La défaite du Parti présidentiel aux élections
européennes a été si lourde qu'il a même été battu non seulement
par le Rassemblement National, ce qui était attendu, mais aussi
par le Parti socialiste, ressuscité par la liste conduite par
Raphaël Glucksmann. Macron essayait de se consoler en disant de
l'élection européenne qu'elle fut un "défouloir" -mais le
défoulement a perduré après la dissolution de l'Assemblée. Dès
lors, il pense avoir trouvé la clef de l'évitement de la défaite
de son camp en renvoyant dos à dés les "extrémismes de droite et
de gauche", assimilant donc au même "extrémisme" le Nouveau
Front Populaire et le Rassemblement National. Extrémistes, donc,
François Hollande, Lionel Jospin, Raphaël Glucksmann, François
Ruffin, Dominique Voynet ?
Les derniers sondages dont nous avons eu
connaissance donnent entre 27 et 30 % d'intentions de vote pour
le Front Populaire (et entre 1,5 et 3 % pour les "divers gauche"
et l'"extrême-gauche non ralliée au NFP), contre 31,5 à 35 %
pour le RN (et entre 5 et 6 % pour les ciottistes et les
zemmouriens). Le Front Populaire présente des candidatures
uniques dans quasiment toutes les circonscriptions, comme la
NUPES en 2022, mais la France Insoumise le représente dans
beaucoup moins de circonscriptions le PS dans beaucoup plus (il
y a plus de candidats PS, Verts et PC que de candidatures LFI)
qu'en 2022. Et Jean-Luc Mélenchon ne domine plus l'alliance, ni
n'en est le candidat au poste de Premier Ministre. Et les
principales personnalités socialistes qui s'opposaient à la
NUPES en 2022 (comme François Hollande ou Carole Delga)
soutiennent aujourd'hui le Front Populaire.
Mélenchon, veut-il que le Front Populaire les gagne, les
élections ? Vraisemblablement pas. Peu importe : le Nouveau
Front Populaire était indispensable, il a été conclu, à l'appel,
notamment, de François Ruffin. Ce n'est qu'un accord électoral ?
Sans doute. Mais c'était déjà le cas de l'Union de la Gauche
autour du Programme Commun de 1972. Le PC avait d'ailleurs tout
fait pour plomber cette union, comme Méluche aujourd'hui fait
tout pour plomber la campagne unitaire du NFP. Parce qu'elle
risque de profiter plus au PS (dont à l'époque il était membre,
et dont il fut ministre) qu'à la France Insoumise. Et qu'il a dû
avaler un programme (celui du Nouveau Front Populaire) qui
reconnaît l'évidence que le Hamas est un groupe terroriste et
que l'Ukraine devait être soutenue. Et qu'il n'y aucune chance
(ou aucun risque) que lui, le Grand Leader, devienne Premier
ministre.
Quant au Rassemblement National, la question se pose aussi de savoir non pas tant qu'il
veuille gagner les élection, il le veut, sans aucun doute., mais
de savoir s'il veut gouverner. Et c'est de loin moins évident.

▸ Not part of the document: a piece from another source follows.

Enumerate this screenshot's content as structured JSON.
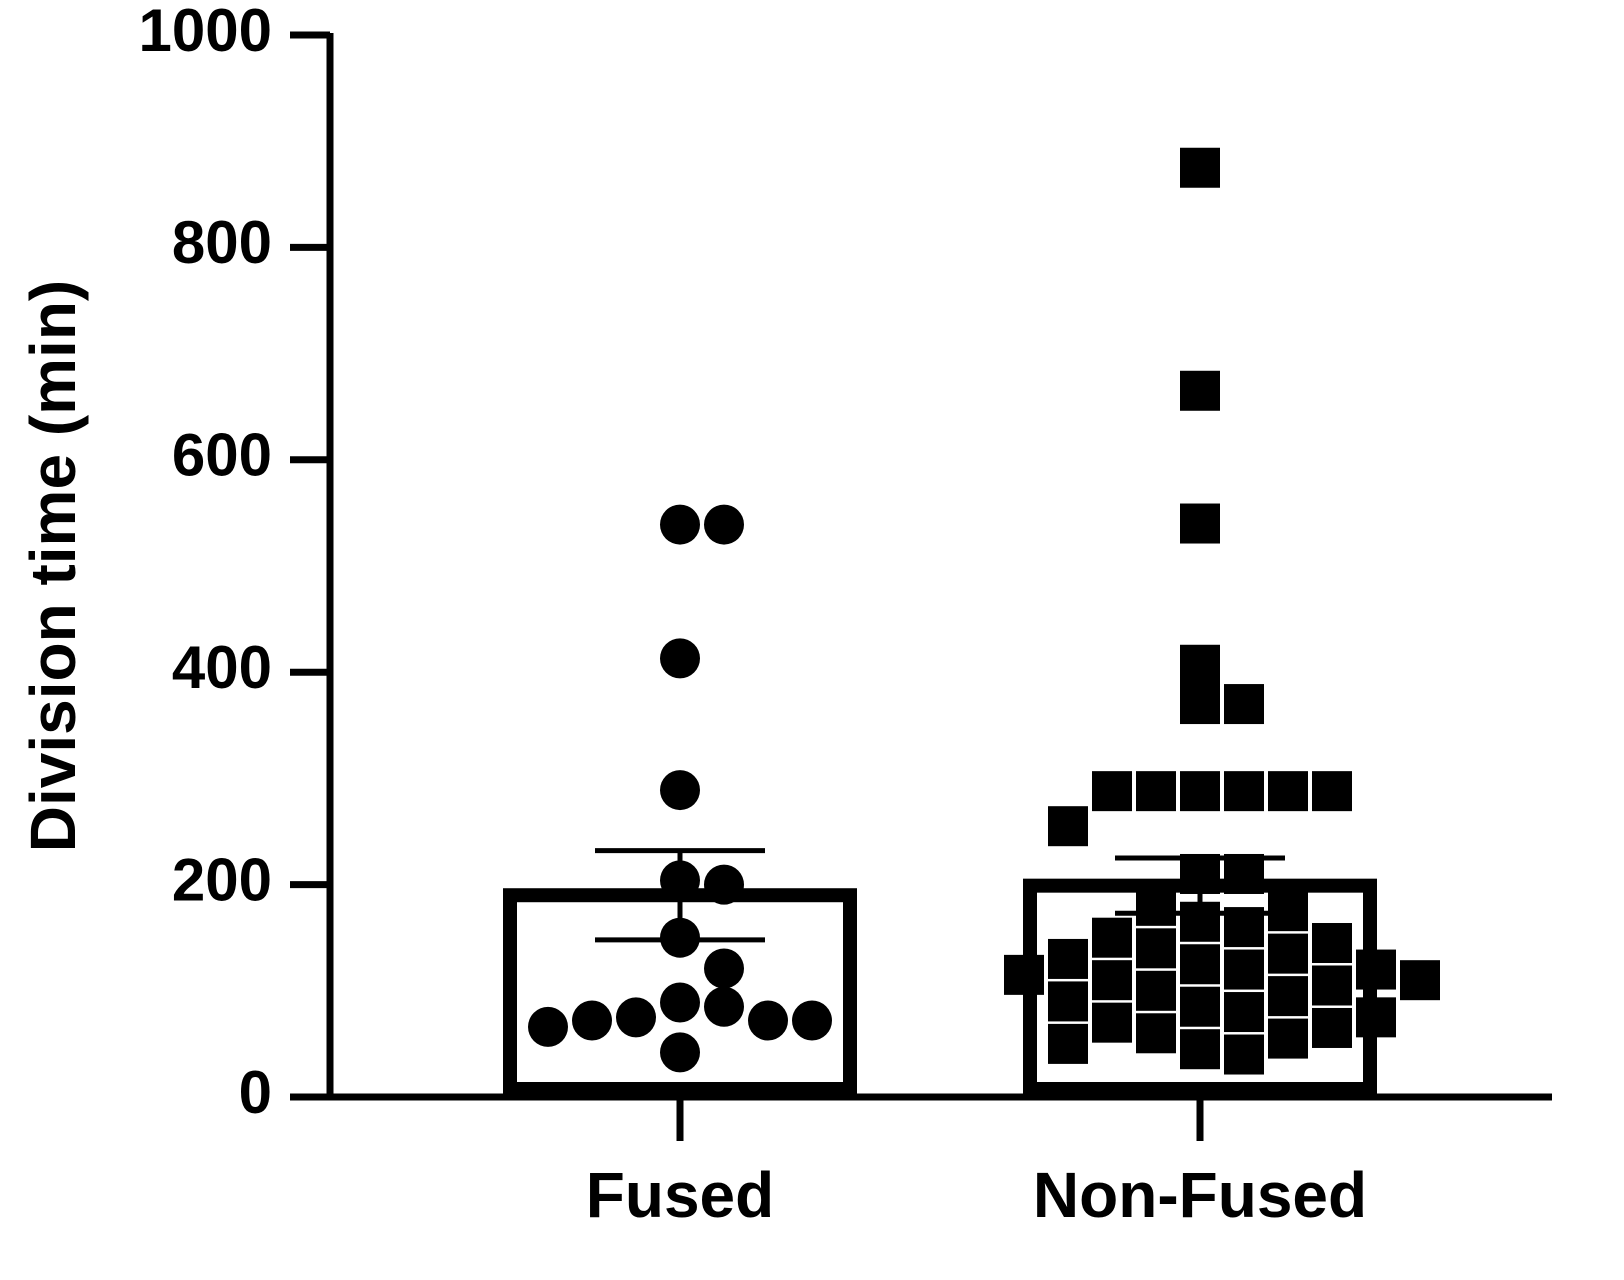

Comme il n'est de loin pas évident qu'il le puisse, même en
ayant réduit son programme à rien. Car même majoritaire à
l'Assemblée nationale, il ne le sera pas au Sénat, et les lois
votées par l'Assemblée devront être promulguées par le
président. Il ne pourra donc gouverner que par décret valides
pour un temps limité. Il aura en outre affaire au Conseil
constitutionnel, au Conseil d'Etat, à l'Union Européenne... et à
l'opposition de gauche, qui tiendra la rue, avec les syndicats.
Et son programme initial était inapplicable sans rupture
institutionnelle du cadre français, et sans rupture avec l'Union
Européenne. Bardella et Le Pen ont donc considérablement rabattu
de leurs ambitions programmatiques affichées. Mais pas de leur
culture politique. Le vote pour le
Front-Rassemblement National s'est banalisé -et Macron n'y est
pas pour rien. Pour autant, un gouvernement du RN n'aurait, lui,
rien de banal. Parce que le RN reste un parti fondamentalement
et prioritairement xénophobe, avec un fonds raciste omniprésent.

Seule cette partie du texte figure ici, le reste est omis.